9. A surface deformation monitoring device based on InSAR, characterized in that, include: The data acquisition unit is used to acquire multi-source monitoring data covering the target area. The multi-source monitoring data includes multi-temporal synthetic aperture radar image data and digital elevation model data that spatially matches the multi-temporal synthetic aperture radar image data. The data processing unit is used to divide the target area into multiple sub-regions. For each sub-region in the synthetic aperture radar image of each time phase, the instantaneous terrain interference level of the sub-region is determined according to the multi-source monitoring data. The instantaneous terrain interference level is used to characterize the instantaneous interference intensity caused by terrain factors on the interferometric phase quality of the sub-region under a single imaging time phase. The data processing unit is also used to determine the comprehensive terrain interference index of each sub-region in each time phase based on the real-time terrain interference level of the sub-region in all time phases. The comprehensive terrain interference index is used to characterize the comprehensive interference intensity of terrain factors on the imaging quality of synthetic aperture radar. The deformation monitoring unit is used to map the comprehensive topographic interference index of each sub-region to the phase quality weight of each sub-region, and to perform phase unwrapping processing on the multi-temporal synthetic aperture radar image based on the phase quality weight of each sub-region to obtain the surface deformation monitoring results of the target area.

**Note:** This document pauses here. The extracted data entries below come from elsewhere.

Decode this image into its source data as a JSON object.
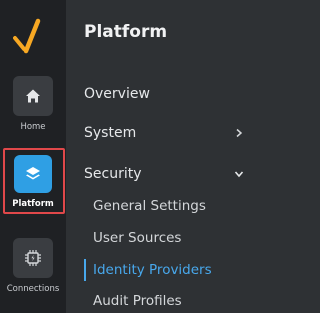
{
  "rail": {
    "items": [
      {
        "label": "Home",
        "icon": "home-icon"
      },
      {
        "label": "Platform",
        "icon": "layers-icon"
      },
      {
        "label": "Connections",
        "icon": "chip-icon"
      }
    ]
  },
  "panel": {
    "title": "Platform",
    "items": [
      {
        "label": "Overview"
      },
      {
        "label": "System",
        "icon": "chevron-right-icon"
      },
      {
        "label": "Security",
        "icon": "chevron-down-icon"
      }
    ],
    "security_children": [
      {
        "label": "General Settings"
      },
      {
        "label": "User Sources"
      },
      {
        "label": "Identity Providers"
      },
      {
        "label": "Audit Profiles"
      }
    ]
  },
  "colors": {
    "accent": "#2f9fe4",
    "active_link": "#48a8ec",
    "highlight_border": "#e0484a",
    "logo": "#f7a823"
  }
}
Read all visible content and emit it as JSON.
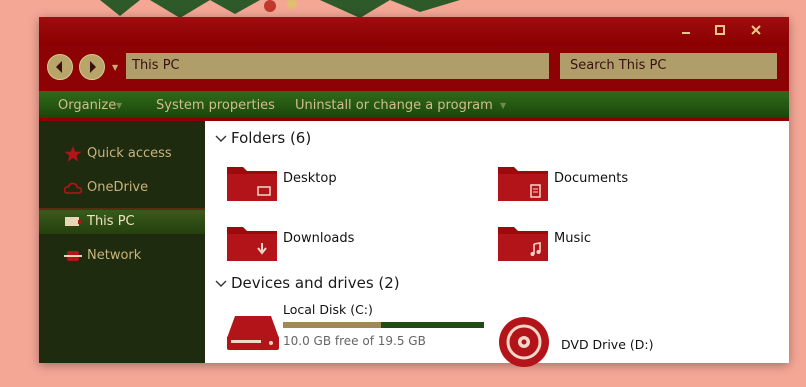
{
  "address": {
    "path": "This PC"
  },
  "search": {
    "placeholder": "Search This PC"
  },
  "ribbon": {
    "organize": "Organize",
    "system_properties": "System properties",
    "uninstall": "Uninstall or change a program"
  },
  "sidebar": {
    "items": [
      {
        "label": "Quick access",
        "icon": "star-icon"
      },
      {
        "label": "OneDrive",
        "icon": "cloud-icon"
      },
      {
        "label": "This PC",
        "icon": "computer-icon",
        "selected": true
      },
      {
        "label": "Network",
        "icon": "network-icon"
      }
    ]
  },
  "folders": {
    "heading": "Folders (6)",
    "items": [
      {
        "name": "Desktop",
        "icon": "desktop-folder-icon"
      },
      {
        "name": "Documents",
        "icon": "documents-folder-icon"
      },
      {
        "name": "Downloads",
        "icon": "downloads-folder-icon"
      },
      {
        "name": "Music",
        "icon": "music-folder-icon"
      }
    ]
  },
  "devices": {
    "heading": "Devices and drives (2)",
    "drives": [
      {
        "name": "Local Disk (C:)",
        "free_text": "10.0 GB free of 19.5 GB",
        "used_fraction": 0.49,
        "icon": "hard-drive-icon"
      },
      {
        "name": "DVD Drive (D:)",
        "icon": "dvd-drive-icon"
      }
    ]
  },
  "colors": {
    "window_red": "#8b0000",
    "ribbon_green": "#2f6a1c",
    "sidebar_dark": "#1f2b0e",
    "gold": "#b09e6a"
  }
}
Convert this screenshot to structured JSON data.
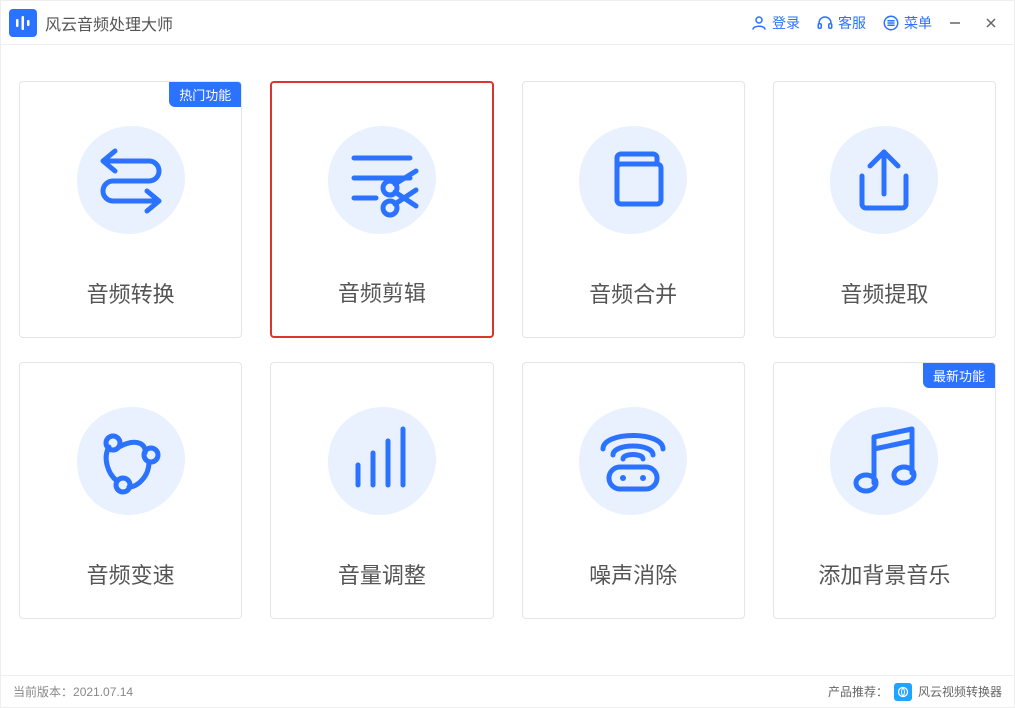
{
  "header": {
    "app_title": "风云音频处理大师",
    "login": "登录",
    "support": "客服",
    "menu": "菜单"
  },
  "cards": [
    {
      "label": "音频转换",
      "badge": "热门功能",
      "selected": false,
      "icon": "convert"
    },
    {
      "label": "音频剪辑",
      "badge": null,
      "selected": true,
      "icon": "cut"
    },
    {
      "label": "音频合并",
      "badge": null,
      "selected": false,
      "icon": "merge"
    },
    {
      "label": "音频提取",
      "badge": null,
      "selected": false,
      "icon": "extract"
    },
    {
      "label": "音频变速",
      "badge": null,
      "selected": false,
      "icon": "speed"
    },
    {
      "label": "音量调整",
      "badge": null,
      "selected": false,
      "icon": "volume"
    },
    {
      "label": "噪声消除",
      "badge": null,
      "selected": false,
      "icon": "denoise"
    },
    {
      "label": "添加背景音乐",
      "badge": "最新功能",
      "selected": false,
      "icon": "bgm"
    }
  ],
  "footer": {
    "version_prefix": "当前版本：",
    "version": "2021.07.14",
    "recommend_prefix": "产品推荐：",
    "recommend_name": "风云视频转换器"
  }
}
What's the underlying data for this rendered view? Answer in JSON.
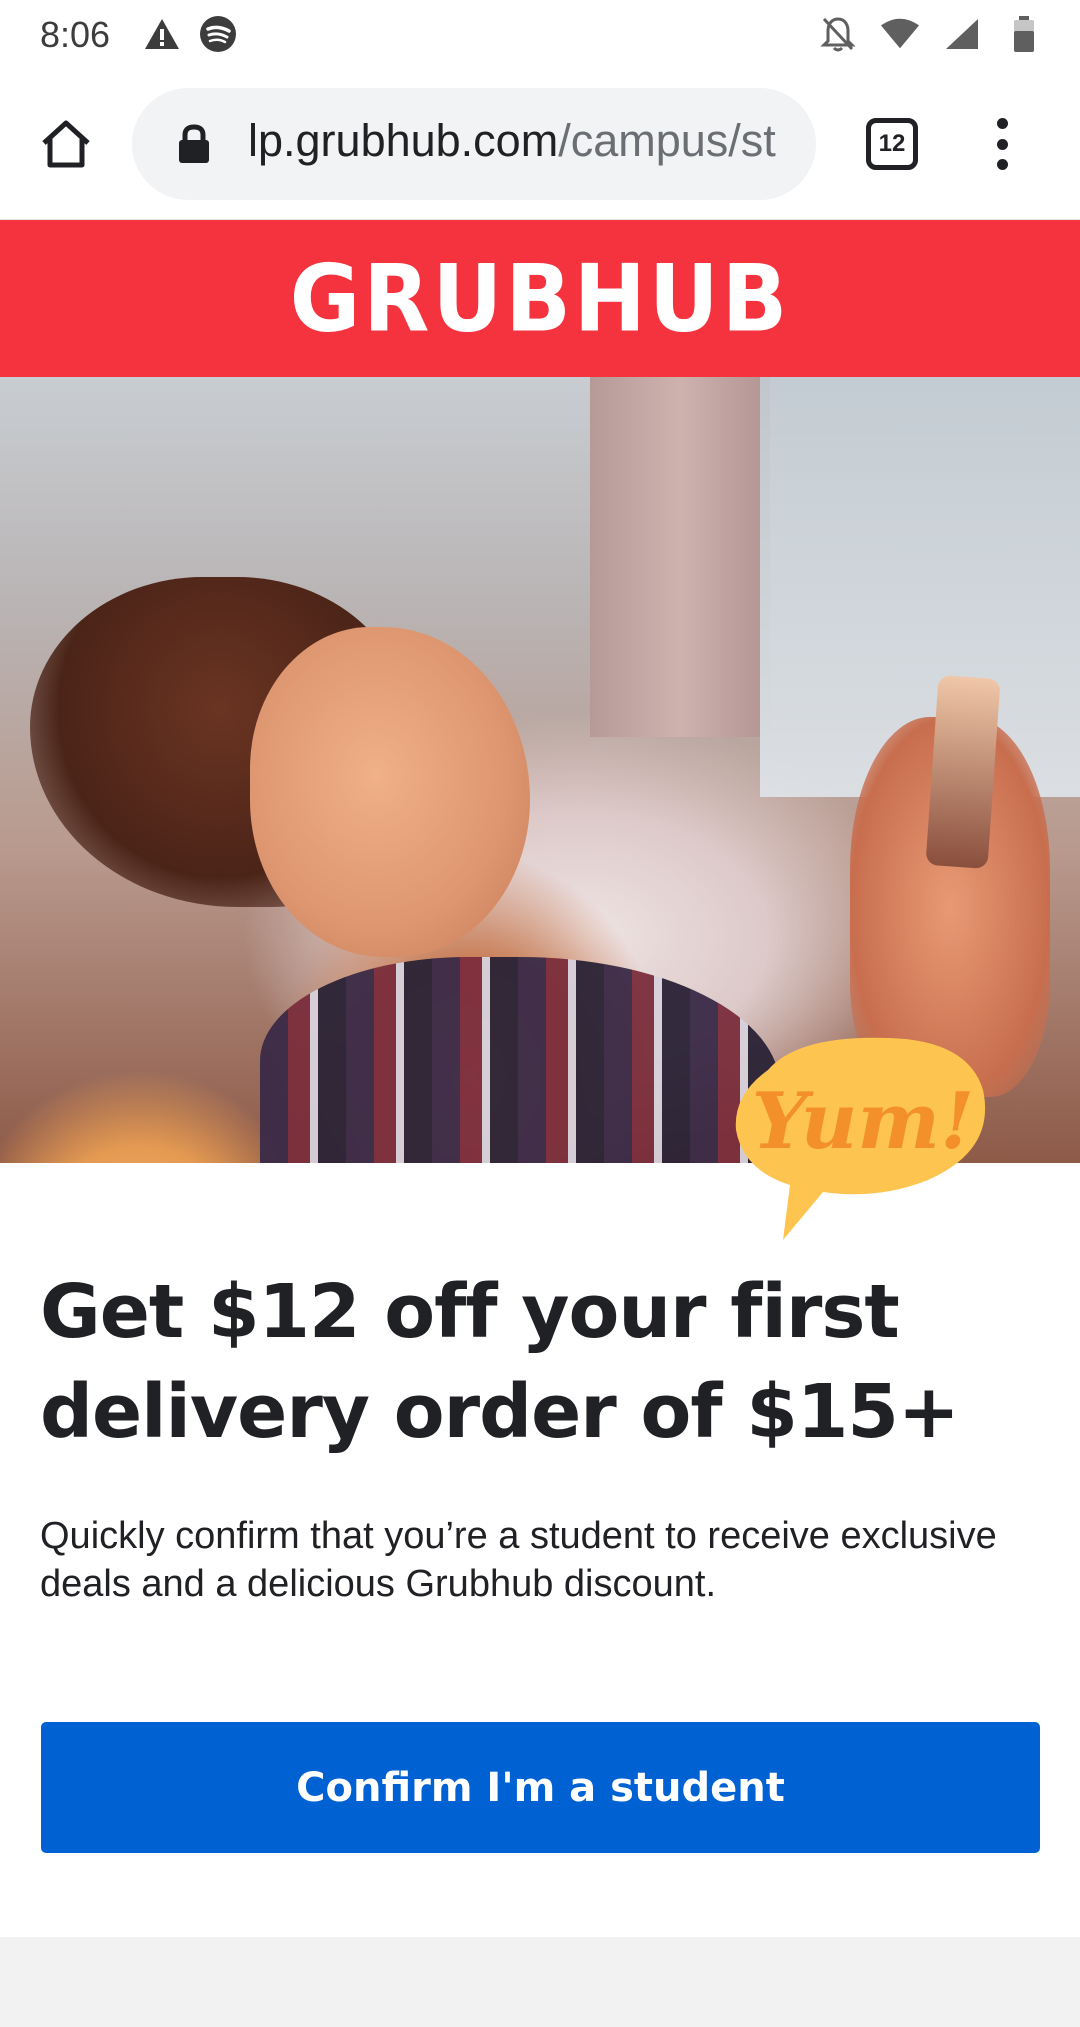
{
  "status_bar": {
    "time": "8:06",
    "left_icons": [
      "warning-icon",
      "spotify-icon"
    ],
    "right_icons": [
      "notifications-off-icon",
      "wifi-icon",
      "cell-signal-icon",
      "battery-icon"
    ]
  },
  "browser": {
    "url_host": "lp.grubhub.com",
    "url_path": "/campus/st",
    "tab_count": "12",
    "icons": [
      "home-icon",
      "lock-icon",
      "more-vert-icon"
    ]
  },
  "header": {
    "logo": "GRUBHUB",
    "background_color": "#f5333f"
  },
  "hero": {
    "badge_text": "Yum!"
  },
  "promo": {
    "headline": "Get $12 off your first delivery order of $15+",
    "description": "Quickly confirm that you’re a student to receive exclusive deals and a delicious Grubhub discount.",
    "cta_label": "Confirm I'm a student",
    "cta_color": "#0061d2"
  }
}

10. A surface deformation monitoring system based on InSAR, characterized in that, Includes a server and the InSAR-based surface deformation monitoring device as described in claim 9; The server is used to store multi-source monitoring data covering the target area. The multi-source monitoring data includes multi-temporal synthetic aperture radar image data and digital elevation model data that spatially matches the multi-temporal synthetic aperture radar image data. The InSAR-based surface deformation monitoring device is communicatively connected to the server, and is used to obtain the multi-source monitoring data from the server, and execute the InSAR-based surface deformation monitoring method as described in any one of claims 1 to 8, to generate and output the surface deformation monitoring results of the target area.